著者は、それぞれの河川流域の人々の暮らしぶりと自然を、自分自身が炭焼きをしながら体験したことや、そこに住む人々から具体的に聞き取ったことによって、また、自分が直に自然のすばらしさに触れることによって、それらの情景を目に浮かぶように具体的に、生き生きとした文章で表現している。読者は、あたかもその土地に行って一緒に見聞きしているような気持ちになる。本書で取り上げられた様々な山の暮らしぶりについての話は、民俗学的にも貴重な記録であると思われる。
本書を読んでいて、大塔川流域や黒蔵谷に残された学術的にも貴重な天然林を守るために、自然保護運動が展開され、学術調査も行われたが、本ホームページの「本の紹介」で紹介した
真砂久哉氏
や
後藤伸氏
も調査団に加わっていたことが述べられており、お二人の紀伊山地のシダや昆虫への情熱が天然林保護活動へと結びついていったことを知ることが出来た。
本書を読むことによって、大塔山系の奥深さ、山々や清冽な渓流など自然のすばらしさを感じることができる。
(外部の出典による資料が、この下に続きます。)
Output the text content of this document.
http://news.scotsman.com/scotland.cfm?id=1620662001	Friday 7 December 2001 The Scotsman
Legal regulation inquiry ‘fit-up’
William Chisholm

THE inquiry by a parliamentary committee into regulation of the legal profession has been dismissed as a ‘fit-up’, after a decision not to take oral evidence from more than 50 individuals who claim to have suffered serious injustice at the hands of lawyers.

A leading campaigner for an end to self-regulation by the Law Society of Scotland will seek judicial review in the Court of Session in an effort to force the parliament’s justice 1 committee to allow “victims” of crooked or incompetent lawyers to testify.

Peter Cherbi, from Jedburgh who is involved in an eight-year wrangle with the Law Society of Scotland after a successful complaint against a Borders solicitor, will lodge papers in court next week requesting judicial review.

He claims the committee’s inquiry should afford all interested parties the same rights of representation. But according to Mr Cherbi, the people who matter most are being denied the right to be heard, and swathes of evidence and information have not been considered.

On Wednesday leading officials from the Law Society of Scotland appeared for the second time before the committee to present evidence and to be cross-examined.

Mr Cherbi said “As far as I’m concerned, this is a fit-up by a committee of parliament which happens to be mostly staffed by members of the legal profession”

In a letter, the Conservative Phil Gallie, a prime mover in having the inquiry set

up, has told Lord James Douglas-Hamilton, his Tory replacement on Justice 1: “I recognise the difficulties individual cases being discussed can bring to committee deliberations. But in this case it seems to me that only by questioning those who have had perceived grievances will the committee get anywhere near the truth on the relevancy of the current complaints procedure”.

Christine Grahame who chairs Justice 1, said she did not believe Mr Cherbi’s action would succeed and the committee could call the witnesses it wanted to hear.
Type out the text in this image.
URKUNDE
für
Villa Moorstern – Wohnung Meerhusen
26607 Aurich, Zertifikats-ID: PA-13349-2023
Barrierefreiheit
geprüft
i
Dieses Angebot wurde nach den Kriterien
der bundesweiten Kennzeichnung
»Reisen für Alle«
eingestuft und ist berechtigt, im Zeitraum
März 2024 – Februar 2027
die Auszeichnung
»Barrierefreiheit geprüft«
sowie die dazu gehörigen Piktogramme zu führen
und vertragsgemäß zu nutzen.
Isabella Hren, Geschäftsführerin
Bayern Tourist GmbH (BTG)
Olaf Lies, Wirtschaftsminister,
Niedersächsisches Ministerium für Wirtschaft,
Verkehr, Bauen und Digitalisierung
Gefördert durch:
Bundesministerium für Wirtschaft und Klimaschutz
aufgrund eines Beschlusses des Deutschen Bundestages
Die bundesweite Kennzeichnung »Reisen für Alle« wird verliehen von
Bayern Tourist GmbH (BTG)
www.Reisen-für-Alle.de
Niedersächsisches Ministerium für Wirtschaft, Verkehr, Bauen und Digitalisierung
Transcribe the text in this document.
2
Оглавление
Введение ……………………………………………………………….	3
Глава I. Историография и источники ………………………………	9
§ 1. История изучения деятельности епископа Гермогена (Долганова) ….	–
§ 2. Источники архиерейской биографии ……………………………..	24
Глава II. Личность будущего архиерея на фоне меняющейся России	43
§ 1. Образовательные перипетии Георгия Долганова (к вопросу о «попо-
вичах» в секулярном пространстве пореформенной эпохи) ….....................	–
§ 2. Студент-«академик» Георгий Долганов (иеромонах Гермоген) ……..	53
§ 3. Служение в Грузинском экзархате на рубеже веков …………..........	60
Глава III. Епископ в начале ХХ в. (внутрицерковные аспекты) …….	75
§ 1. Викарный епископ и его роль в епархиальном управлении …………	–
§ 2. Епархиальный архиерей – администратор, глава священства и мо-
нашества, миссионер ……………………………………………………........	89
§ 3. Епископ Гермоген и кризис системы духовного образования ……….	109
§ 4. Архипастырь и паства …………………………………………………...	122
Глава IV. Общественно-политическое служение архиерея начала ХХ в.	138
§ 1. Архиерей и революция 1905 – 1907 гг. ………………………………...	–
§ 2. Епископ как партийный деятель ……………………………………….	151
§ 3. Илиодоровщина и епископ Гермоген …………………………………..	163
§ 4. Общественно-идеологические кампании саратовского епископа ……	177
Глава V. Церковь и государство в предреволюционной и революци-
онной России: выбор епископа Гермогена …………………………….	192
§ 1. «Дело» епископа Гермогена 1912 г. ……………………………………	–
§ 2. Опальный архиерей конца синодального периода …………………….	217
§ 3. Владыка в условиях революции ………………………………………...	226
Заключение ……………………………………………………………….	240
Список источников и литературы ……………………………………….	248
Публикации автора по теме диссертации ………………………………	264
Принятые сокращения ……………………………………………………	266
そして、本書を読んだ後に、そこを訪れる機会があったならば、日本古来の伝統的な文化が継承された山村の暮らしがそこあった、あるいは残っていることを、都会育ちの者にとっても懐かしく具体的に想像することができるであろう。
改めて、豊かな自然と環境を与えてくれる山村のこれからのあり方についての問題意識をかき立てられる。